Murielle Bolle, 48 ans, mise en examen, pour l’enlèvement suivi de la mort de Grégory Villemin le 16 octobre 1984, et écrouée à Dijon depuis le 30 juin, a cessé ce mardi la grève de la faim qu’elle avait entamée jeudi dernier, rapporte Le Bien Public, relayant une information du Figaro.

Murielle Bolle avait commencé cette grève de la faim pour « dire son innocence », juste après que la chambre de l’instruction de Dijon a décidé de son maintien en détention provisoire le 4 juillet.

« Elle a arrêté cet après-midi, a précisé son avocat Me Jean-Paul Teissonnière.
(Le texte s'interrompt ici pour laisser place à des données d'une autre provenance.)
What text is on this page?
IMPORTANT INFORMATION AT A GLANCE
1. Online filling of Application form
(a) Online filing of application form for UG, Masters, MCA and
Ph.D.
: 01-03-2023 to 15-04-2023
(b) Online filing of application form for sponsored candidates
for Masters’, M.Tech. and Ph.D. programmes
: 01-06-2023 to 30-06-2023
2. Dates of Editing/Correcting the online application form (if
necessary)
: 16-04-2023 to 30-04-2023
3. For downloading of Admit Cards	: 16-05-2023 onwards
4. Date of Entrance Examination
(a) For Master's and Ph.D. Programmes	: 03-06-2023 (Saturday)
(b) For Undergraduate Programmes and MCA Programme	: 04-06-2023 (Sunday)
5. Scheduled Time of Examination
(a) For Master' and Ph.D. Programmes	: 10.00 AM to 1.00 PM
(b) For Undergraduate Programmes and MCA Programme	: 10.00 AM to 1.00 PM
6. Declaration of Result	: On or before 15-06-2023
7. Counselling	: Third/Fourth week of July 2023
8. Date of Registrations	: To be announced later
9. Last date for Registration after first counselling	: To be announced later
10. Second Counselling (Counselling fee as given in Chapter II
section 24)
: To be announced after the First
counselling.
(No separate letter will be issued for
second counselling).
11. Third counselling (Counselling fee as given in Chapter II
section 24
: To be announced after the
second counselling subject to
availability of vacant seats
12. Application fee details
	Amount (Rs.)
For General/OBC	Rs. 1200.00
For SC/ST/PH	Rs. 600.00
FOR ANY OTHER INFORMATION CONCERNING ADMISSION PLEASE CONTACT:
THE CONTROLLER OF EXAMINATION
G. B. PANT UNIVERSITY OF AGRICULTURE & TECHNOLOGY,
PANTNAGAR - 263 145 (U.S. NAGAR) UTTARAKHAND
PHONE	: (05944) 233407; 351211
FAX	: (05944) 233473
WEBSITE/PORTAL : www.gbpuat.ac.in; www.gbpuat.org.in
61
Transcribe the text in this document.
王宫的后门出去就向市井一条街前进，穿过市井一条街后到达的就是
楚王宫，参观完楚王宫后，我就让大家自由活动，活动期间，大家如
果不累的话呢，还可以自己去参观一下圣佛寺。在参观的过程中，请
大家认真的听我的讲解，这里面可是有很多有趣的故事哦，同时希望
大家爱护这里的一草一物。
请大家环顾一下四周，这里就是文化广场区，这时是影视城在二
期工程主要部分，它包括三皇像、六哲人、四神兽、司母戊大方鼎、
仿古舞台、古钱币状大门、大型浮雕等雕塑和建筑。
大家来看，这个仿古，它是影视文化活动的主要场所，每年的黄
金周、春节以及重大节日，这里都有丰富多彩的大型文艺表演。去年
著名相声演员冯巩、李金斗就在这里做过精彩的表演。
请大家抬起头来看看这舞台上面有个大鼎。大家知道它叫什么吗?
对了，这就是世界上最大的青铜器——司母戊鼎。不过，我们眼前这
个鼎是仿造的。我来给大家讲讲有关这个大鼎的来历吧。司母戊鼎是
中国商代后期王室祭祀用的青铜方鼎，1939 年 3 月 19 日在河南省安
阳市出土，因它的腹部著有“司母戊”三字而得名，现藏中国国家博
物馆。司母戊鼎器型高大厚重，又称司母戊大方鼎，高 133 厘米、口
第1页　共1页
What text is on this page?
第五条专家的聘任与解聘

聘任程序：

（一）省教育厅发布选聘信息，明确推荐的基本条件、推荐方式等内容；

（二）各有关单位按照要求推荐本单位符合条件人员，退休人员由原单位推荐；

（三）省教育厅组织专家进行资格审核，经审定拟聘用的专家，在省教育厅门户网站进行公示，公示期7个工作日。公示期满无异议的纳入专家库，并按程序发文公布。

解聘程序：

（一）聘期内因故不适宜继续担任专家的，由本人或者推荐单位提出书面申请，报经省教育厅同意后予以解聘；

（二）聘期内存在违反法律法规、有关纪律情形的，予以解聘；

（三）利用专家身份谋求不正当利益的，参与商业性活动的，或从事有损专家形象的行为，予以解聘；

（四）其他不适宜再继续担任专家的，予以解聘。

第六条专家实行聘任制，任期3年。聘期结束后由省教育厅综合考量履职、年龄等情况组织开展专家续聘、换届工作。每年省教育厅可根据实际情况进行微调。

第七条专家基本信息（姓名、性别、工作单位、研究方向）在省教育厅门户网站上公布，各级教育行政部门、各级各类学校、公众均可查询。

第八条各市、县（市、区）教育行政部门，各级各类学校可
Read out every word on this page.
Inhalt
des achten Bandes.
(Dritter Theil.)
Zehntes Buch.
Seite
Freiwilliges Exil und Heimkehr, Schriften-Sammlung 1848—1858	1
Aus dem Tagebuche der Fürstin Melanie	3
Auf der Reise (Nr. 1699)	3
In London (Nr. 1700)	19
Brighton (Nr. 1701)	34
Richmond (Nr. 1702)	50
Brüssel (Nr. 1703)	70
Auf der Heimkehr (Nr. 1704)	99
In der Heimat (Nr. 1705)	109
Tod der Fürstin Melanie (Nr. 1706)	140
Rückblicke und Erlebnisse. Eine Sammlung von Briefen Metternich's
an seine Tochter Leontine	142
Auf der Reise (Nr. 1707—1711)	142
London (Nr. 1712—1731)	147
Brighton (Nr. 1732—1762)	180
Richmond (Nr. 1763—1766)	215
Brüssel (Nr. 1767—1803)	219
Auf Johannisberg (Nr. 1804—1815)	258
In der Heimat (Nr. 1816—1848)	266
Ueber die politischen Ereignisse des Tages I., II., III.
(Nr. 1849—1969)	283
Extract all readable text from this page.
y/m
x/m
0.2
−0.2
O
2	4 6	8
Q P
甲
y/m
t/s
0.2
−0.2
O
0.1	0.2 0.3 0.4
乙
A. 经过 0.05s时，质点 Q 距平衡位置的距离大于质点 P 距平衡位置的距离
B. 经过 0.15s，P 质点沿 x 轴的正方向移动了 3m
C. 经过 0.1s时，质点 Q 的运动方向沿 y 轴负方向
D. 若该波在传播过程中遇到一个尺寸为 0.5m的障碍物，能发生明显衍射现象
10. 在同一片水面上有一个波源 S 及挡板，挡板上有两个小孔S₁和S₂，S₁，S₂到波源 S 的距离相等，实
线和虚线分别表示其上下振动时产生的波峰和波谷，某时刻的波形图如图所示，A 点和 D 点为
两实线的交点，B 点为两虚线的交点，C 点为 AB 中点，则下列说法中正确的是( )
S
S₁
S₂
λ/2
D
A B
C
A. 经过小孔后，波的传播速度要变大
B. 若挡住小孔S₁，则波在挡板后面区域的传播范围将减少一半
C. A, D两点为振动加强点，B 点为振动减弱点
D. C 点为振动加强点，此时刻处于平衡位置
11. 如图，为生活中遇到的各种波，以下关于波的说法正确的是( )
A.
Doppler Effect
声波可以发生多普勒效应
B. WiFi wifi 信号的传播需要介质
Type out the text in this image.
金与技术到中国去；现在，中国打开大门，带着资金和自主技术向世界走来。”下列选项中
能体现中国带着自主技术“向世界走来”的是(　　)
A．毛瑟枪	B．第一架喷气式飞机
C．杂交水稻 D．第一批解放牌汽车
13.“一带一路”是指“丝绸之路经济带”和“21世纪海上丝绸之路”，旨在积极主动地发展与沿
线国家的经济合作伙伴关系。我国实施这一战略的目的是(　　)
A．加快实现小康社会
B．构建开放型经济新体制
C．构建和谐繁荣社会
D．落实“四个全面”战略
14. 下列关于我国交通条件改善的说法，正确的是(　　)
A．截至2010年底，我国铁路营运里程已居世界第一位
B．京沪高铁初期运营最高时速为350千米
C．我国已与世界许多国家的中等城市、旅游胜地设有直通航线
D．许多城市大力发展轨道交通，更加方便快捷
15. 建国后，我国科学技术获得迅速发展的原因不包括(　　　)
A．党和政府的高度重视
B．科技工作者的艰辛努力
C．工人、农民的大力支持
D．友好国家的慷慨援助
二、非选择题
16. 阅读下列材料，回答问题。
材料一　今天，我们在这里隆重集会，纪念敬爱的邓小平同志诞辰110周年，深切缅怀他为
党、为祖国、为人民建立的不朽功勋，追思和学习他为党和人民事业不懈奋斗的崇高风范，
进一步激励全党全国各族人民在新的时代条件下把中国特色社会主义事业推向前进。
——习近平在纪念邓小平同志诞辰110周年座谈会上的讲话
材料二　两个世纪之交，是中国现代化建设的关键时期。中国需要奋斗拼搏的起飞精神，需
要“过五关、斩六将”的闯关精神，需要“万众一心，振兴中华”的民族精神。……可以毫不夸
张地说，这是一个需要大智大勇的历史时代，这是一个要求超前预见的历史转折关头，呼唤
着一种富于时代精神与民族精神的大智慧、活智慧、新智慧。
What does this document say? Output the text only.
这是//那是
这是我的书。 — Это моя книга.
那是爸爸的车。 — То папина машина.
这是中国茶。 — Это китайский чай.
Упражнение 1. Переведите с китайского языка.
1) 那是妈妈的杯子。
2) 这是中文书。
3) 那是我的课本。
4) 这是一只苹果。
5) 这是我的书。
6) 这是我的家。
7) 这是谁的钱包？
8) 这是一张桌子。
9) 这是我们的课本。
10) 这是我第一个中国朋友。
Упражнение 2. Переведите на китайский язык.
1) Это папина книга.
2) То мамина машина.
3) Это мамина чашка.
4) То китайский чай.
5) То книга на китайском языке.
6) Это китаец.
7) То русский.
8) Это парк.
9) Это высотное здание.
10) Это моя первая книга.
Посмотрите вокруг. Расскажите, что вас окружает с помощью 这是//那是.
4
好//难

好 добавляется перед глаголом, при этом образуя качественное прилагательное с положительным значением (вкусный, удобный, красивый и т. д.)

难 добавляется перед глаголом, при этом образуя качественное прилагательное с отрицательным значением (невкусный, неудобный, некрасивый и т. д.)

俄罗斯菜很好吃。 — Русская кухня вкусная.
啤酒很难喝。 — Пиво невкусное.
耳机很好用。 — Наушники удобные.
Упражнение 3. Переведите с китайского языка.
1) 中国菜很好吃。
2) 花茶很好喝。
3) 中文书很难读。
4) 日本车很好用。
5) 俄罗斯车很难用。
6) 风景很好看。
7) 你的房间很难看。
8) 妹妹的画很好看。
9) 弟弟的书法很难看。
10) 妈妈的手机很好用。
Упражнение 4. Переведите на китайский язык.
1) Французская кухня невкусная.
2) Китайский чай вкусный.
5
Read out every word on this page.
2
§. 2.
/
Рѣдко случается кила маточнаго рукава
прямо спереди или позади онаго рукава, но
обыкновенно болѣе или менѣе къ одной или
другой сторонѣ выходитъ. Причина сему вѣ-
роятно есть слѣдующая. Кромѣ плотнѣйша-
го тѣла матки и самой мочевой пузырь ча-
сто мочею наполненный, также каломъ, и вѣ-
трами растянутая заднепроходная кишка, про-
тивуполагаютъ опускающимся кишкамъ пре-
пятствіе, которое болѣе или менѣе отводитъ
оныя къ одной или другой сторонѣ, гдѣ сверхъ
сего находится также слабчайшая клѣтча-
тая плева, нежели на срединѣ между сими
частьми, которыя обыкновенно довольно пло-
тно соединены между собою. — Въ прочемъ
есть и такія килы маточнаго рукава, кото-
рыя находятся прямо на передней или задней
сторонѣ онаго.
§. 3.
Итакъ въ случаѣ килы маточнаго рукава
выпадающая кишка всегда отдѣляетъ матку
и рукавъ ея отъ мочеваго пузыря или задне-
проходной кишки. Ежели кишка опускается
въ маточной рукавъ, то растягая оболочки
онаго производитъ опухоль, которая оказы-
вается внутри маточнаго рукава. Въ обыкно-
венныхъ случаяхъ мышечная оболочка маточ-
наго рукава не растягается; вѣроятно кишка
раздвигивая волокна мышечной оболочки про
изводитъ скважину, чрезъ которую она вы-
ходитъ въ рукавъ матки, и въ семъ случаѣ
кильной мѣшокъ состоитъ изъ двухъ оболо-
Il faut préparer la confrontation avec le cousin qui a fait un témoignage contre elle. Il faut travailler ». Murielle Bolle « n’est pas en état de préparer quoi que ce soit à l’heure actuelle (…) elle est affaiblie, elle a des vertiges et donc elle a décidé raisonnablement » d’arrêter, a-t-il ajouté.

« Elle était dans l’attente. Là, on a un calendrier relativement précis, on a du travail à faire pour démonter ce témoignage absurde qui ne tient pas debout », a conclu Me Teissonnière.

Nouvelle demande de remise en liberté

Les avocats de la quadragénaire ont déposé une nouvelle demande de remise en liberté, selon Le Figaro.

Murielle Bolle doit également être confrontée le 28 juillet prochain à son cousin, qui affirme qu’elle a été violentée par sa famille après avoir accablé son beau-frère Bernard Laroche, violences qui auraient conduit cette femme, alors âgée de 15 ans, à modifier sa version des faits le lendemain.